Statement
The derivative of a product $ g(x) * j(x) $ is $ g'(x) * j(x) + g(x) * j'(x) $.
$$ \tfrac{d}{dx}\bigg(g(x) * j(x)\bigg) = g'(x) * j(x) + g(x) * j'(x) $$
Proof
Define function $ f $.
$$ f(x) = g(x) * j(x) $$
Take the definition of the derivative.
$$ f'(x) = \lim_{h \to 0}\left(\frac{f(x + h) - f(x)}{h}\right) $$
$$ f'(x) = \lim_{h \to 0}\left(\frac{g(x + h) * j(x + h) - g(x) * j(x)}{h}\right) $$
Now subtract and add $ g(x) * j(x + h) $.

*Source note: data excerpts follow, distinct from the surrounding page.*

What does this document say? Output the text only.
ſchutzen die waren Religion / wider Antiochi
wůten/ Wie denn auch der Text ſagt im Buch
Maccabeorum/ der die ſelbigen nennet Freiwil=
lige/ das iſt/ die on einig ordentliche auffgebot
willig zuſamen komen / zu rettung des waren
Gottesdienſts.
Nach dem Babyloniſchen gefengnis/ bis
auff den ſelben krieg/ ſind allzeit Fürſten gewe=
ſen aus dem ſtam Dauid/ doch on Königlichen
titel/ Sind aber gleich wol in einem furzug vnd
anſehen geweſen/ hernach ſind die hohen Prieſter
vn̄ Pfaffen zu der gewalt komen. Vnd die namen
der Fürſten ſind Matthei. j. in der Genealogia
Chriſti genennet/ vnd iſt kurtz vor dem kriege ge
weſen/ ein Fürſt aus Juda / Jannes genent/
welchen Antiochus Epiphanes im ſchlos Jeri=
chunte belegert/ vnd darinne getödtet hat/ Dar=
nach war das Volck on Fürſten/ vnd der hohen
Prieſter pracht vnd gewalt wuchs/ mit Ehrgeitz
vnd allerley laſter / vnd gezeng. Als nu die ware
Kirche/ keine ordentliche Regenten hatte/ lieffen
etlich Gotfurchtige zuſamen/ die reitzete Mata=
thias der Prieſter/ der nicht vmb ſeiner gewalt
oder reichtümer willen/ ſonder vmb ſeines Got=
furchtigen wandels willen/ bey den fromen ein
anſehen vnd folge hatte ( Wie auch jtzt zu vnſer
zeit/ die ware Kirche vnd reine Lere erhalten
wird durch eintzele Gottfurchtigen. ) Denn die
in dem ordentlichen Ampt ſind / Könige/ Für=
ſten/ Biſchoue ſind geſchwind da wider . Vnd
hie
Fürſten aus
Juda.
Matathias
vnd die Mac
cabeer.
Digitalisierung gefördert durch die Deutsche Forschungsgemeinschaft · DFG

$$ f'(x) = \lim_{h \to 0}\left(\frac{g(x + h) * j(x + h) - \overbrace{ g(x) * j(x + h) }^\text{subtract} + \overbrace{ g(x) * j(x + h) }^\text{add} - g(x) * j(x)}{h}\right) $$
Split the limit.
$$ f'(x) = \lim_{h \to 0}\left(\frac{g(x + h) * j(x + h) - g(x) * j(x + h)}{h}\right) + \lim_{h \to 0}\left(\frac{g(x) * j(x + h) - g(x) * j(x)}{h}\right) $$
Factor out $ j(x + h) $ in the first limit, and factor out $ g(x) $ in the second. Then move those factors out of the fraction.
$$ f'(x) = \lim_{h \to 0}\left(\frac{j(x + h) * \bigg(g(x + h) - g(x)\bigg)}{h}\right) + \lim_{h \to 0}\left(\frac{g(x) * \bigg(j(x + h) - j(x)\bigg)}{h}\right) $$
$$ f'(x) = \lim_{h \to 0}\left(\frac{g(x + h) - g(x)}{h} * j(x + h) \right) + \lim_{h \to 0}\left(\frac{j(x + h) - j(x)}{h} * g(x) \right) $$
Now split the limits again.
$$ f'(x) = \lim_{h \to 0}\left(\frac{g(x + h) - g(x)}{h}\right) * \lim_{h \to 0}\bigg(j(x + h)\bigg) + \lim_{h \to 0}\left(\frac{j(x + h) - j(x)}{h}\right) * \lim_{h \to 0}\bigg(g(x)\bigg) $$
Notice:
- The first and third limit are the definition of the derivative for $ g(x) $ and $ j(x) $.
- In the second limit, $ h $ goes to $ 0 $, so $ j(x + h) $ goes to $ j(x + 0) = j(x) $.
- There is no $ h $ in the fourth limit, so this limit just becomes $ g(x) $.
$$ f'(x) = g'(x) * j(x) + j'(x) * g(x) $$